Semilir angin agaknya membuat lelaki itu terbiasa, sesekali melempar pandangan jauh menyusuri persawahan. Tampak banyak buruh lain yang sedang membajak atau sekadar mengairi sawah yang sudah tertanam padi.

Setelah berjalan tidak jauh dari jalan utama, lelaki itu sampai di sepetak tanah yang penuh genangan air. Dia lekas memulai pekerjaannya yaitu mencabut bibit padi yang siap untuk ditanam.

Kegiatan tersebut biasanya dinamakan ndaut. Setelah padi disebar, biasanya menunggu selama kurang lebih 25 hari untuk mendapatkan bibit padi unggul siap tanam.

Dengan cekatan Umar mencabut bibit tersebut, dia berusaha supaya akarnya terangkat agar saat ditanam padi tidak mati.

Setelah mendapatkan dua genggaman tangan, bibit itu kemudian diikat agar tidak lepas. Biasanya petani menyebutkan ikatan tersebut dengan sebutan winih.

Kegiatan tersebut terus berlanjut, sampai matahari hampir di atas ubun-ubun. Panasnya terasa menyengat, mengkilap kulit kehitaman menandakan seberapa keras perjuangan Umar.

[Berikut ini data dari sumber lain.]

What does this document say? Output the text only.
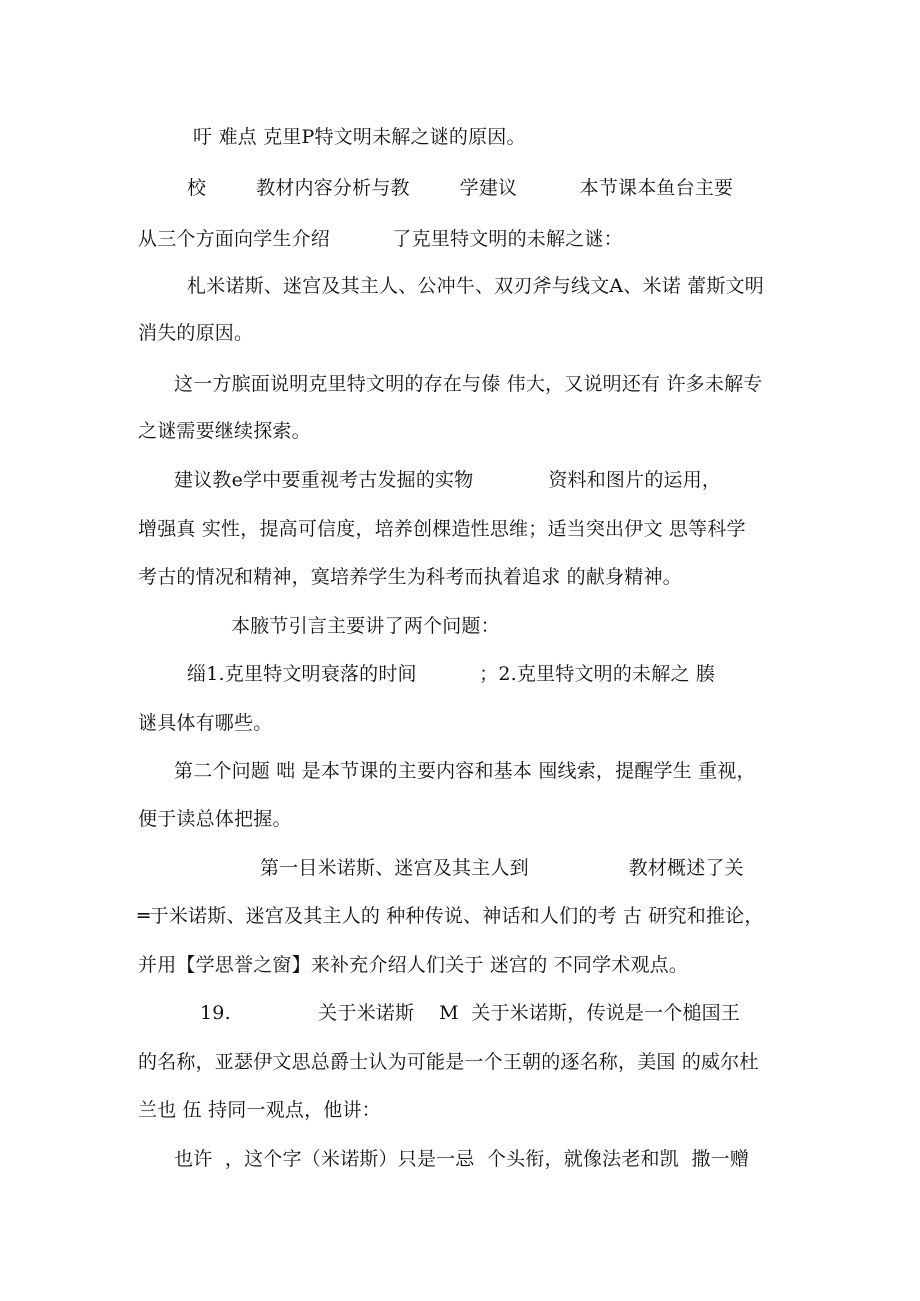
吁 难点 克里P特文明未解之谜的原因。
校        教材内容分析与教        学建议          本节课本鱼台主要
从三个方面向学生介绍          了克里特文明的未解之谜：
札米诺斯、迷宫及其主人、公冲牛、双刃斧与线文A、米诺 蕾斯文明
消失的原因。
这一方膑面说明克里特文明的存在与傣 伟大，又说明还有 许多未解专
之谜需要继续探索。
建议教e学中要重视考古发掘的实物            资料和图片的运用，
增强真 实性，提高可信度，培养创棵造性思维；适当突出伊文 思等科学
考古的情况和精神，寞培养学生为科考而执着追求 的献身精神。
本腋节引言主要讲了两个问题：
缁1.克里特文明衰落的时间          ；2.克里特文明的未解之 腠
谜具体有哪些。
第二个问题 咄 是本节课的主要内容和基本 囤线索，提醒学生 重视，
便于读总体把握。
第一目米诺斯、迷宫及其主人到                教材概述了关
═于米诺斯、迷宫及其主人的 种种传说、神话和人们的考 古 研究和推论，
并用【学思誉之窗】来补充介绍人们关于 迷宫的 不同学术观点。
19.              关于米诺斯    M  关于米诺斯，传说是一个槌国王
的名称，亚瑟伊文思总爵士认为可能是一个王朝的逐名称，美国 的威尔杜
兰也 伍 持同一观点，他讲：
也许  ，这个字（米诺斯）只是一忌  个头衔，就像法老和凯  撒一赠
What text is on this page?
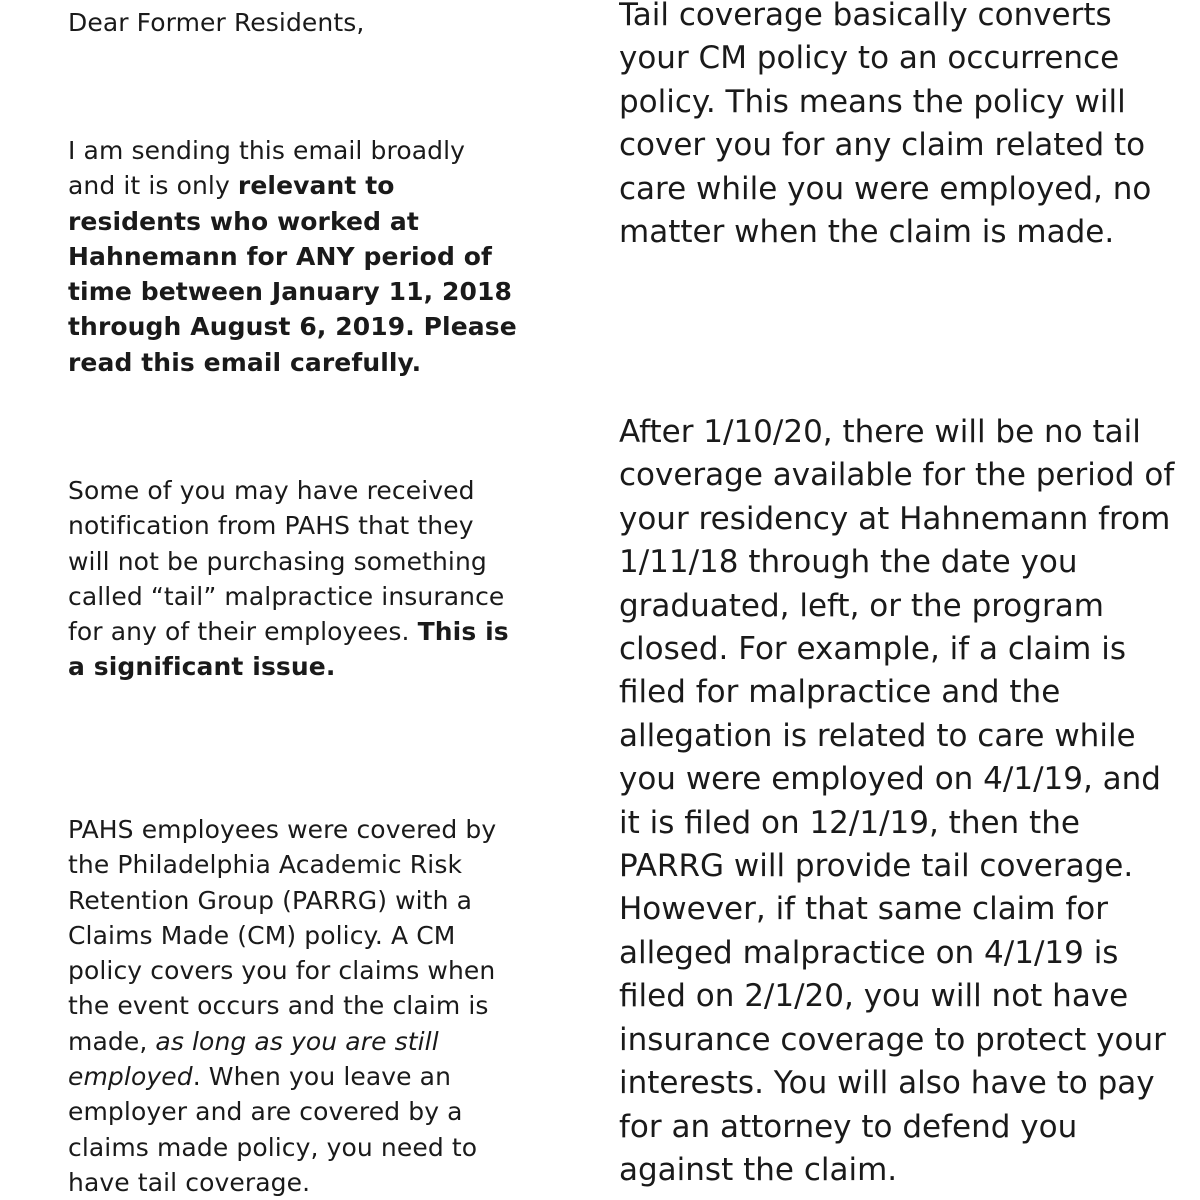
Dear Former Residents,

I am sending this email broadly and it is only relevant to residents who worked at Hahnemann for ANY period of time between January 11, 2018 through August 6, 2019. Please read this email carefully.

Some of you may have received notification from PAHS that they will not be purchasing something called “tail” malpractice insurance for any of their employees. This is a significant issue.

PAHS employees were covered by the Philadelphia Academic Risk Retention Group (PARRG) with a Claims Made (CM) policy. A CM policy covers you for claims when the event occurs and the claim is made, as long as you are still employed. When you leave an employer and are covered by a claims made policy, you need to have tail coverage.

Tail coverage basically converts your CM policy to an occurrence policy. This means the policy will cover you for any claim related to care while you were employed, no matter when the claim is made.

After 1/10/20, there will be no tail coverage available for the period of your residency at Hahnemann from 1/11/18 through the date you graduated, left, or the program closed. For example, if a claim is filed for malpractice and the allegation is related to care while you were employed on 4/1/19, and it is filed on 12/1/19, then the PARRG will provide tail coverage. However, if that same claim for alleged malpractice on 4/1/19 is filed on 2/1/20, you will not have insurance coverage to protect your interests. You will also have to pay for an attorney to defend you against the claim.
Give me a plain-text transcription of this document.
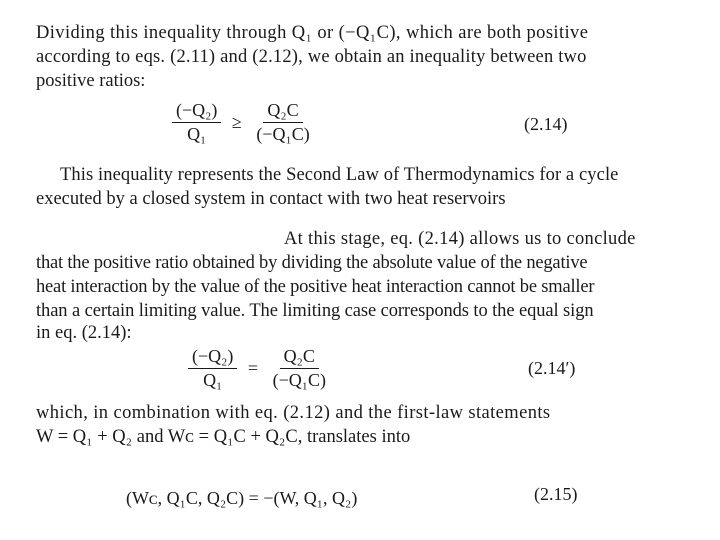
Dividing this inequality through Q₁ or (−Q₁C), which are both positive

according to eqs. (2.11) and (2.12), we obtain an inequality between two

positive ratios:

$\frac{\text{(−Q₂)}}{\text{Q₁}} \ge \frac{\text{Q₂C}}{\text{(−Q₁C)}}$	(2.14)

This inequality represents the Second Law of Thermodynamics for a cycle

executed by a closed system in contact with two heat reservoirs

At this stage, eq. (2.14) allows us to conclude

that the positive ratio obtained by dividing the absolute value of the negative

heat interaction by the value of the positive heat interaction cannot be smaller

than a certain limiting value. The limiting case corresponds to the equal sign

in eq. (2.14):

$\frac{\text{(−Q₂)}}{\text{Q₁}} = \frac{\text{Q₂C}}{\text{(−Q₁C)}}$	(2.14′)

which, in combination with eq. (2.12) and the first-law statements

W = Q₁ + Q₂ and Wᴄ = Q₁C + Q₂C, translates into

(Wᴄ, Q₁C, Q₂C) = −(W, Q₁, Q₂)	(2.15)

Lelaki itu sejak tadi merasakan jika badannya ringan, punggungnya mulai pegal membuat dia terpaksa menyudahi sejenak pekerjaannya.

Melihat bibit yang belum tercabut kurang sedikit, Umar memperkirakan jika jam 3 sore dirinya bisa pulang.

Sebelum menuju warung Mbok Nur yang berada di seberang, lelaki itu menghitung jumlah bibit yang dia dapatkan. Cukup banyak, ada sekitar 38 winih yang didapat dalam waktu setengah hari.

"Leren ... leren!" teriak seorang yang sedang mengendarai hordok.

Umar lekas menoleh, dia tertawa sembari menyapa. "Iyo, Cak No. Ngopi dulu, ayo, sampean mau ke mana?"

Karno menghentikan hordoknya di bawah pohon kersen, Umar lekas mendekat bermaksud mengajak pak lek-nya untuk makan siang bersama.

"Peno ndaut punya siapa?" tanya Karno memerhatikan petak sawah yang dikerjakan Umar.

"Punya Pak Bagio, tinggal sedikit sebenarnya. Cuma aku laper banget, mau tak tinggal ke warung Mbok Nur."

Karno mengangguk semangat. "Yo, wes, ayo. Aku ikut, mau ngopi."

"Sampean dulu, aku mau basuh kaki sek."

Karno tidak menghiraukan perkataan Umar, dia menyuruh agar keponakannya itu membersihkan lumpur di kaki dan tangannya lebih dulu.

Umar pun tidak bisa memaksa, dia lekas turun ke sungai kecil yang ada di dekatnya. Sungai tersebut airnya cukup banyak, karena memang digunakan untung mengairi sawah.

Saat menunduk untuk membersihkan kedua kakinya, mendadak Umar merasakan kepalanya sangat ringan. Jantungnya berdebar cepat juga ada rasa panas menusuk di dada yang menyebar ke leher belakang. Napas lelaki itu memburu, pandangan menggelap membuat dia langsung tersungkur ke sungai.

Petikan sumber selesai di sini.